I'd like to see internal consistency across the central-tendency statistics in the presence of NaNs. What happens now: mean: the code appears to guarantee that a NaN will be returned if a NaN is in the input. median: as recently detailed, just about anything can happen, depending on how undefined behaviors in .sort() interact. mode: while NaN != NaN at the Python level, internally dicts use an identity shortcut so that, effectively, "is" takes precedence over `__eq__`. So a given NaN object will be recognized as repeated if it appears more than once, but distinct NaN objects remain distinct: So, e.g.,

from math import inf, nan import statistics statistics.mode([2, 2, nan, nan, nan]) nan

That's NOT "NaN-in, NaN-out", it's "a single NaN object is the object that appeared most often". Make those 3 distinct NaN objects (inf - inf results) instead, and the mode changes:

statistics.mode([2, 2, inf - inf, inf - inf, inf - inf]) 2

Since the current behavior of `mean()` is the only one that's sane, that should probably become the default for all of them (NaN in -> NaN out). "NaN in -> exception" and "pretend NaNs in the input don't exist" are the other possibly useful behaviors.

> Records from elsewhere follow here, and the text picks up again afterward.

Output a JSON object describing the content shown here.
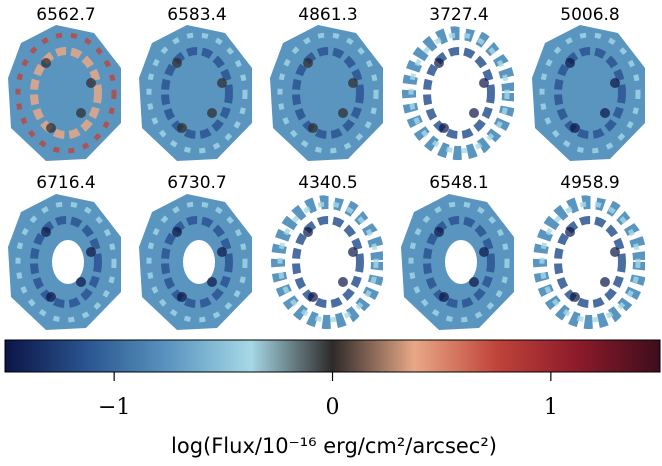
{
  "chart_data": {
    "type": "map-grid",
    "panels": [
      "6562.7",
      "6583.4",
      "4861.3",
      "3727.4",
      "5006.8",
      "6716.4",
      "6730.7",
      "4340.5",
      "6548.1",
      "4958.9"
    ],
    "colorbar": {
      "xlim": [
        -1.5,
        1.5
      ],
      "xticks": [
        {
          "value": -1,
          "label": "−1"
        },
        0,
        1
      ],
      "label": "log(Flux/10⁻¹⁶ erg/cm²/arcsec²)",
      "colormap": [
        "#0b1446",
        "#2a5590",
        "#5a95c0",
        "#a5d8e6",
        "#2e2a2a",
        "#e8a887",
        "#c0443a",
        "#8c1a2a",
        "#3e0d1c"
      ]
    }
  }
}
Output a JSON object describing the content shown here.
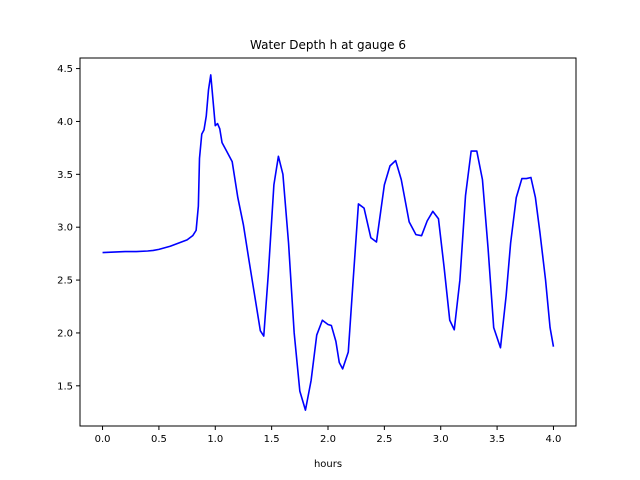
{
  "chart_data": {
    "type": "line",
    "title": "Water Depth h at gauge 6",
    "xlabel": "hours",
    "ylabel": "",
    "xlim": [
      -0.2,
      4.2
    ],
    "ylim": [
      1.12,
      4.6
    ],
    "xticks": [
      0.0,
      0.5,
      1.0,
      1.5,
      2.0,
      2.5,
      3.0,
      3.5,
      4.0
    ],
    "xtick_labels": [
      "0.0",
      "0.5",
      "1.0",
      "1.5",
      "2.0",
      "2.5",
      "3.0",
      "3.5",
      "4.0"
    ],
    "yticks": [
      1.5,
      2.0,
      2.5,
      3.0,
      3.5,
      4.0,
      4.5
    ],
    "ytick_labels": [
      "1.5",
      "2.0",
      "2.5",
      "3.0",
      "3.5",
      "4.0",
      "4.5"
    ],
    "grid": false,
    "series": [
      {
        "color": "#0000ff",
        "x": [
          0.0,
          0.1,
          0.2,
          0.3,
          0.4,
          0.45,
          0.5,
          0.6,
          0.7,
          0.75,
          0.8,
          0.83,
          0.85,
          0.86,
          0.88,
          0.9,
          0.92,
          0.94,
          0.96,
          0.98,
          1.0,
          1.02,
          1.04,
          1.06,
          1.1,
          1.15,
          1.2,
          1.25,
          1.3,
          1.35,
          1.4,
          1.43,
          1.47,
          1.52,
          1.56,
          1.6,
          1.65,
          1.7,
          1.75,
          1.8,
          1.85,
          1.9,
          1.95,
          2.0,
          2.03,
          2.07,
          2.1,
          2.13,
          2.18,
          2.22,
          2.27,
          2.32,
          2.38,
          2.43,
          2.5,
          2.55,
          2.6,
          2.65,
          2.72,
          2.78,
          2.83,
          2.88,
          2.93,
          2.98,
          3.03,
          3.08,
          3.12,
          3.17,
          3.22,
          3.27,
          3.32,
          3.37,
          3.42,
          3.47,
          3.53,
          3.58,
          3.62,
          3.67,
          3.72,
          3.76,
          3.8,
          3.84,
          3.88,
          3.93,
          3.97,
          4.0
        ],
        "y": [
          2.76,
          2.765,
          2.77,
          2.77,
          2.775,
          2.78,
          2.79,
          2.82,
          2.86,
          2.88,
          2.92,
          2.97,
          3.2,
          3.65,
          3.88,
          3.92,
          4.05,
          4.3,
          4.44,
          4.2,
          3.96,
          3.98,
          3.93,
          3.8,
          3.72,
          3.62,
          3.28,
          3.02,
          2.68,
          2.35,
          2.02,
          1.97,
          2.55,
          3.4,
          3.67,
          3.5,
          2.85,
          2.0,
          1.45,
          1.27,
          1.55,
          1.98,
          2.12,
          2.08,
          2.07,
          1.92,
          1.72,
          1.66,
          1.82,
          2.45,
          3.22,
          3.18,
          2.9,
          2.86,
          3.4,
          3.58,
          3.63,
          3.45,
          3.05,
          2.93,
          2.92,
          3.06,
          3.15,
          3.08,
          2.62,
          2.12,
          2.03,
          2.5,
          3.3,
          3.72,
          3.72,
          3.45,
          2.8,
          2.05,
          1.86,
          2.35,
          2.85,
          3.28,
          3.46,
          3.46,
          3.47,
          3.28,
          2.95,
          2.5,
          2.05,
          1.87
        ]
      }
    ]
  }
}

About median speed, I wouldn't worry. Long ago I tried many variations of QuickSelect, and it required very large inputs for a Python-coded QuickSelect to run faster than a straightforward .sort()+index. It's bound to be worse now: - Current Python .sort() is significantly faster on one-type lists because it figures out the single type-specific comparison routine needed once at the start, instead of enduring N log N full-blown PyObject_RichCompareBool calls. - And the current .sort() can be very much faster than older ones on data with significant order. In the limit, .sort()+index will run faster than any QuickSelect variant on already-sorted or already-reverse-sorted data. QuickSelect variants aren't adaptive in any sense, except that a "fat pivot" version (3-way partition, into < pivot, == pivot, and > pivot regions) is very effective on data with many equal values. In Python 3.7.2, for randomly ordered random\-ish floats I find that median() is significantly faster than mean() even on lists with millions of elements, despite that the former sorts and the latter doesn't.